C’était avec l’accent de l’émotion la plus vive que la comtesse parlait à Fabrice des futures destinées de Napoléon. – En te permettant d’aller le rejoindre, je lui sacrifie ce que j’ai de plus cher au monde, disait-elle. Les yeux de Fabrice se mouillèrent, il répandit des larmes en embrassant la comtesse, mais sa résolution de partir ne fut pas un instant ébranlée. Il expliquait avec effusion à cette amie si chère toutes les raisons qui le déterminaient, et que nous prenons la liberté de trouver bien plaisantes.

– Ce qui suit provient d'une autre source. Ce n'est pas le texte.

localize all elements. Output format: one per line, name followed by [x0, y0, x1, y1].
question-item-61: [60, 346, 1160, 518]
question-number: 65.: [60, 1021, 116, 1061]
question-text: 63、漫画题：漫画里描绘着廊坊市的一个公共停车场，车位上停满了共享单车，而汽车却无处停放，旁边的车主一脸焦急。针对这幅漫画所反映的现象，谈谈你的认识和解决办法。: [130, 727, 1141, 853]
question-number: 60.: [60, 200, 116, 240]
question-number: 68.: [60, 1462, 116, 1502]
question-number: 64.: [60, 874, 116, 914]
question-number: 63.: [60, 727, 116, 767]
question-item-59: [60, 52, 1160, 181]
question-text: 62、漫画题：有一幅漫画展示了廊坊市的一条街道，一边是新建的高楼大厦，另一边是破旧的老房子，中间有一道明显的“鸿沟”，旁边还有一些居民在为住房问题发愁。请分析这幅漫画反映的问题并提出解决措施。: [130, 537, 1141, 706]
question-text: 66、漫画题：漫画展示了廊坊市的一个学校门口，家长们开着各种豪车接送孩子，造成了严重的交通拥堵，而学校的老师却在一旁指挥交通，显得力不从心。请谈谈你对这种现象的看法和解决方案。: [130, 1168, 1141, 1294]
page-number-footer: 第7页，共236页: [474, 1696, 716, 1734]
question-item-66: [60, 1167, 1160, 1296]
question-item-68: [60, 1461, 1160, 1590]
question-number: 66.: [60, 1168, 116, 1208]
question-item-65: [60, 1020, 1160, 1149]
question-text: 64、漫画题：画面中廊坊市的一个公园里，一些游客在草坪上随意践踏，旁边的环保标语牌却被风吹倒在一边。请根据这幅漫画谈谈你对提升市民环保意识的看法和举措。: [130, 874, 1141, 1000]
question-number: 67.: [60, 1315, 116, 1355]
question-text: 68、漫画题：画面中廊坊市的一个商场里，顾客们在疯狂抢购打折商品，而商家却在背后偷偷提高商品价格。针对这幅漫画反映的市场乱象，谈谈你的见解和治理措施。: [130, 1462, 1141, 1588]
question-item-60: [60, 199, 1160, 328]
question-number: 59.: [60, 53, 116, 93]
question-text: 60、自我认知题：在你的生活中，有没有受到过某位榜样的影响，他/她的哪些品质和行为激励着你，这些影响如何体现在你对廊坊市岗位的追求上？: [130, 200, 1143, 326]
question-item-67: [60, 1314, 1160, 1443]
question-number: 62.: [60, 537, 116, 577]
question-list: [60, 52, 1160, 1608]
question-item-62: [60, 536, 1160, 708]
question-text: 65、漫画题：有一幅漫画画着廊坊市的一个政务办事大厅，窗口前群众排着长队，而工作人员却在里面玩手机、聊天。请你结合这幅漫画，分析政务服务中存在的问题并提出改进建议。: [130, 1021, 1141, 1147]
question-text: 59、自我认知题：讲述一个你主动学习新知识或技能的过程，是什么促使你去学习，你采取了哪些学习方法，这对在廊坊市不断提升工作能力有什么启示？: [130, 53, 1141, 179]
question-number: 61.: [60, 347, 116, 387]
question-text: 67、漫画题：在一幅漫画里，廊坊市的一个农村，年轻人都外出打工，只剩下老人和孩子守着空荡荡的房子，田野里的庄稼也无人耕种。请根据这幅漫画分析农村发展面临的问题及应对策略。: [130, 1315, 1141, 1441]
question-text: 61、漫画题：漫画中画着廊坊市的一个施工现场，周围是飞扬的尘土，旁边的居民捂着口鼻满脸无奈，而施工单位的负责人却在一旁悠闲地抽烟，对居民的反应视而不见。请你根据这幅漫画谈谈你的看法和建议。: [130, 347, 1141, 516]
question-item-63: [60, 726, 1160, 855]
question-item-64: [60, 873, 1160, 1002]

– Hier soir, il était six heures moins sept minutes, nous nous promenions, comme tu sais, sur le bord du lac dans l’allée de platanes, au-dessous de la Casa Sommariva, et nous marchions vers le sud. Là, pour la première fois, j’ai remarqué au loin le bateau qui venait de Côme, porteur d’une si grande nouvelle. Comme je regardais ce bateau sans songer à l’Empereur, et seulement enviant le sort de ceux qui peuvent voyager, tout à coup j’ai été saisi d’une émotion profonde. Le bateau a pris terre, l’agent a parlé bas à mon père, qui a changé de couleur, et nous a pris à part pour nous annoncer la terrible nouvelle. Je me tournai vers le lac sans autre but que de cacher les larmes de joie dont mes yeux étaient inondés. Tout à coup, à une hauteur immense et à ma droite j’ai vu un aigle, l’oiseau de Napoléon; il volait majestueusement, se dirigeant vers la Suisse, et par conséquent vers Paris. Et moi aussi, me suis-je dit à l’instant, je traverserai la Suisse avec la rapidité de l’aigle, et j’irai offrir à ce grand homme bien peu de chose, mais enfin tout ce que je puis offrir, le secours de mon faible bras. Il voulut nous donner une patrie et il aima mon oncle. A l’instant, quand je voyais encore l’aigle, par un effet singulier mes larmes se sont taries; et la preuve que cette idée vient d’en haut, c’est qu’au même moment, sans discuter, j’ai pris ma résolution et j’ai vu les moyens d’exécuter ce voyage. En un clin d’œil toutes les tristesses qui, comme tu sais, empoisonnent ma vie, surtout les dimanches, ont été comme enlevées par un souffle divin. J’ai vu cette grande image de l’Italie se relever de la fange où les Allemands la retiennent plongée 2; elle étendait ses bras meurtris et encore à demi chargés de chaînes vers son roi et son libérateur. Et moi, me suis-je dit, fils encore inconnu de cette mère malheureuse, je partirai, j’irai mourir ou vaincre avec cet homme marqué par le destin, et qui voulut nous laver du mépris que nous jettent même les plus esclaves et les plus vils parmi les habitants de l’Europe.